Once you have installed the Neuropythy library, you may run the following command at a command line:
```bash
python -m neuropythy \
register_retinotopy sub001 \
--verbose \
--surf-outdir=/fs_subjects/sub001/prfs \
--surf-format="mgz" \ # may also be 'curv'
--vol-outdir=/fs_subjects/sub001/prfs \
--vol-format="mgz" \ # may also be 'nifti'
--lh-angle=/fs_subjects/sub001/prfs/lh.meas_angle.mgz \
--lh-eccen=/fs_subjects/sub001/prfs/lh.meas_eccen.mgz \
--lh-radius=/fs_subjects/sub001/prfs/lh.meas_sigma.mgz \
--lh-weight=/fs_subjects/sub001/prfs/lh.meas_vexpl.mgz \
--rh-angle=/fs_subjects/sub001/prfs/rh.meas_angle.mgz \
--rh-eccen=/fs_subjects/sub001/prfs/rh.meas_eccen.mgz \
--rh-radius=/fs_subjects/sub001/prfs/rh.meas_sigma.mgz \
--rh-weight=/fs_subjects/sub001/prfs/rh.meas_vexpl.mgz
```
### Outputs and Notes
#### Generated Files ####
Both of the above methods will produce a set of inferred files (with the same basic data conventions as the input files). In addition, a pair of files (`lh.retinotopy.sphere.reg` and `rh.retinotopy.sphere.reg`) which are the subject's cortical surfaces registered to the model of retinotopy. The only other output files that require additional explanation are the `varea` files (e.g., `lh.inferred_varea.mgz`). These files contain the visual area labels for each vertex. Any vertex whose label is 0 is not predicted to be part of any visual area, and any inferred parameter for this vertex in the other inferred files should be ignored. For a vertex whose label is not 0, the labels are as below.

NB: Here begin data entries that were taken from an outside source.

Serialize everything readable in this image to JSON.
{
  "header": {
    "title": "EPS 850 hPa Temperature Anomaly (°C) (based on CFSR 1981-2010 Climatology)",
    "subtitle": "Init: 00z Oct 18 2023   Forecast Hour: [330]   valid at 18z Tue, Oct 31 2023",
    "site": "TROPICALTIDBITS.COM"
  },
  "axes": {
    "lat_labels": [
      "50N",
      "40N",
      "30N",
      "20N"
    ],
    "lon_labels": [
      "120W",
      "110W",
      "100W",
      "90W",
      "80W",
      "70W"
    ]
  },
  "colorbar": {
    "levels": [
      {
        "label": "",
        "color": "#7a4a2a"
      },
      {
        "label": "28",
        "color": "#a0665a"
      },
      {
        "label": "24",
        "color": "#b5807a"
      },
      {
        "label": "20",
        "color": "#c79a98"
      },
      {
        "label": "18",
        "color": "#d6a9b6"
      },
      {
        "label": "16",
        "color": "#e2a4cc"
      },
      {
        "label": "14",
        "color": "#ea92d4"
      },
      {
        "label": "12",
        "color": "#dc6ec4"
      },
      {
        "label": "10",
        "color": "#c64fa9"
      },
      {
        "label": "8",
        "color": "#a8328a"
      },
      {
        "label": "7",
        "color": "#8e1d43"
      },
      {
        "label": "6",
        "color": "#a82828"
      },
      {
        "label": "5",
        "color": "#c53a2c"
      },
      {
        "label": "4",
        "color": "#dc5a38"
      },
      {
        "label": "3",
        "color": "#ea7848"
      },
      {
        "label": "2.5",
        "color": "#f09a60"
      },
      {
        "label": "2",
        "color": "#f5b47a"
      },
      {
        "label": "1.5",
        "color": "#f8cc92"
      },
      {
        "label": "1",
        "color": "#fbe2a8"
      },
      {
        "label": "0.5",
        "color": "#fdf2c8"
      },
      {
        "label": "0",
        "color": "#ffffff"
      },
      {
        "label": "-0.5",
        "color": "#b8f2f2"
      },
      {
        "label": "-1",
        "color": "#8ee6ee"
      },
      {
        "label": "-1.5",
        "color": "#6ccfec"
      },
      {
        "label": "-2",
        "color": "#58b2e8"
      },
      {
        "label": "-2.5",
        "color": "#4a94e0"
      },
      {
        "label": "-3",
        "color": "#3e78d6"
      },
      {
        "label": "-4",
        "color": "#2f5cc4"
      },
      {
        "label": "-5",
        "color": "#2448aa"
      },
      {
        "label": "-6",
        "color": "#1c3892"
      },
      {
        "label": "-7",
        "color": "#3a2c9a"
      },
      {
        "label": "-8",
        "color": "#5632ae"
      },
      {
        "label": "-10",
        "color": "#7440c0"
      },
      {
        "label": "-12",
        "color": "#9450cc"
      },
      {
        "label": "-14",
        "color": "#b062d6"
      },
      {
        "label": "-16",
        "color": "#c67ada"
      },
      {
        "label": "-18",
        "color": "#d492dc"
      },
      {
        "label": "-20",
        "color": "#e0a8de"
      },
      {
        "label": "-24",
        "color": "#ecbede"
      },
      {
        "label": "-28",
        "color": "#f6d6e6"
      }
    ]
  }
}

#### Visual Area Labels ####
The labels contained in the various 'varea' files found in the project's `analyses/` directory are as follows.
| Label Value | Visual Area Name |
| ---: | --- |
| 0 | No visual area |
| 1 | V1 |
| 2 | V2 |
| 3 | V3 |
| 4 | hV4 |
| 5 | VO1 |
| 6 | VO2 |
| 7 | LO1 |
| 8 | LO2 |
| 9 | TO1 |
| 10 | TO2 |
| 11 | V3b |
| 12 | V3a |
**Warning**: As of time of this publication, we have not validated the error or accuracy of areas beyond V1-V3. We include them as a demonstration and guide for future researchers, but we do not endorse the predictions as accurate or valid. Use these predictions at your own risk.
#### Additional Options ####
Note that other options may be passed to the above `register_retinotopy` commands; to see these, replace all text after the `register_retinotopy` in either command with `--help` (for example, `python -m neuropythy register_retinotopy --help`). In particular, the option `--max-input-eccen=<x>` ignores any vertex whose measured eccentricity is greater than `<x>`, and `--weight-min=<y>` specifies that vertices with a variance explained fraction less than `<y>` should be ignored; you may need to adjust these values from their defaults (no max eccentricity and 0.1 minimum variance explained) depending on your retinotopy experiments. We generally suggest limiting the eccentricity maximum to the radius of the stimulus presented in the retinotopy experiment.
#### Retinotopy with unknown pRF Sizes
If you have older retinotopy data or if your experiment / analyses don't allow you to deduce a pRF size (σ) parameter, you can create and use dummy files whose contents are all 1s instead. You will also need to pass the `register_retinotopy` command an option `--radius-weight=0`. The sigma parameter is used to improve estimates of which area matches each vertex, but its overall effect is generally small, so it can be ignored without major issue.
#### Retinotopy without a measure of confidence ####
You *can* run this tool without a measurement of confidence (the variance explained in the details above). However, this is more disruptive than excluding the pRF size and may result in very strange inferences. Simply set all vertices to have a variance explained of 1 if this is the case. Probably, the inference for V1 will still be fine, but we make no promises.